Phase I Study of Chimeric Antigen Receptor Engineered Central Memory T cells for the Treatment of Malignant Glioma
Grant Number: 
CLIN2-10248
Project Objective: 
  • Complete a Phase I Study of Chimeric Antigen Receptor Engineered Central Memory T cells for the Treatment of Malignant Glioma

Investigator: 
Disease Focus: 
Brain Cancer
Cancer
Solid Tumors
Human Stem Cell Use: 
Adult Stem Cell
Award Value: 
$12,753,854
Status: 
Active

Grant Application Details

Application Title: 
  • Phase I Study of Chimeric Antigen Receptor Engineered Central Memory T cells for the Treatment of Malignant Glioma
Public Abstract: 

Therapeutic Candidate or Device

A promising immunotherapy utilizing a patient’s memory T cells engineered to express chimeric antigen receptors for targeted tumor killing.

Indication

Malignant glioma (WHO III and IV), including glioblastoma (WHO IV), that express the tumor-associated antigen IL-13 receptor alpha 2 (IL13Rα2).

Therapeutic Mechanism

A promising immunotherapy utilizing a patient’s memory T cells genetically engineered to express chimeric antigen receptors for targeted tumor killing.
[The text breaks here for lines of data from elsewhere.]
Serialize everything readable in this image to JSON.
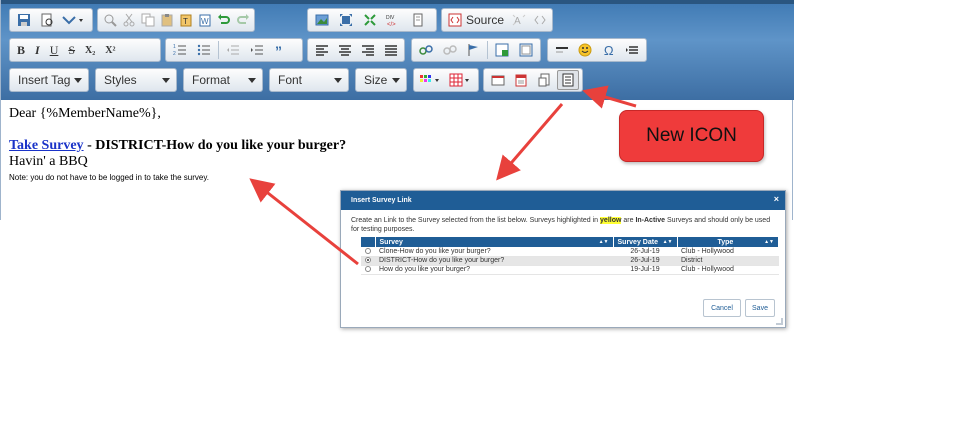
{
  "toolbar": {
    "insert_tag": "Insert Tag",
    "styles": "Styles",
    "format": "Format",
    "font": "Font",
    "size": "Size",
    "source": "Source",
    "bold": "B",
    "italic": "I",
    "underline": "U",
    "strike": "S",
    "subscript": "X₂",
    "superscript": "X²"
  },
  "content": {
    "greeting": "Dear {%MemberName%},",
    "link_text": "Take Survey",
    "headline_rest": " - DISTRICT-How do you like your burger?",
    "line3": "Havin' a BBQ",
    "note": "Note: you do not have to be logged in to take the survey."
  },
  "callout": {
    "text": "New ICON"
  },
  "dialog": {
    "title": "Insert Survey Link",
    "close": "×",
    "desc_part1": "Create an Link to the Survey selected from the list below. Surveys highlighted in ",
    "desc_highlight": "yellow",
    "desc_part2": " are ",
    "desc_bold": "In-Active",
    "desc_part3": " Surveys and should only be used for testing purposes.",
    "columns": [
      "Survey",
      "Survey Date",
      "Type"
    ],
    "rows": [
      {
        "survey": "Clone-How do you like your burger?",
        "date": "26-Jul-19",
        "type": "Club - Hollywood"
      },
      {
        "survey": "DISTRICT-How do you like your burger?",
        "date": "26-Jul-19",
        "type": "District"
      },
      {
        "survey": "How do you like your burger?",
        "date": "19-Jul-19",
        "type": "Club - Hollywood"
      }
    ],
    "cancel": "Cancel",
    "save": "Save"
  },
  "colors": {
    "toolbar": "#3e79b3",
    "dialog_header": "#1f5d96",
    "callout": "#ef3b3b",
    "arrow": "#e8413c",
    "highlight": "#ffff33"
  }
}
Upon adoptive transfer the CAR T cell product specifically recognizes and diretly destroys malignant glioma cell expressing IL13Rα2.

Unmet Medical Need

This proposal seeks to address the unmet medical need for more effective therapy against malignant glioma by engineering de novo antitumor immunity using patient-specific chimeric antigen receptor (CAR)-modified T cells.

Project Objective

Phase I trial completed

Major Proposed Activities

  • Manufacture and clinically evaluate intraventricular versus dual intraventricular and intratumoral delivery of CAR T cells
  • Evaluate safety, feasibility and preliminary evidence of efficacy across all routes of administration.
  • Develop and establish reagents and methods for a Phase II clinical trial
Statement of Benefit to California: 

This proposal aims to benefit the citizens of California by developing a more effective therapy against glioblastoma, one of the least curable human cancers. Further, this project will produce economic benefits through the creation and maintenance of skilled jobs, along with the purchasing of equipment and supplies from in-state companies. This project will also yield long-reaching benefit by establishing California as a leader in biomedical research both nationally and internationally.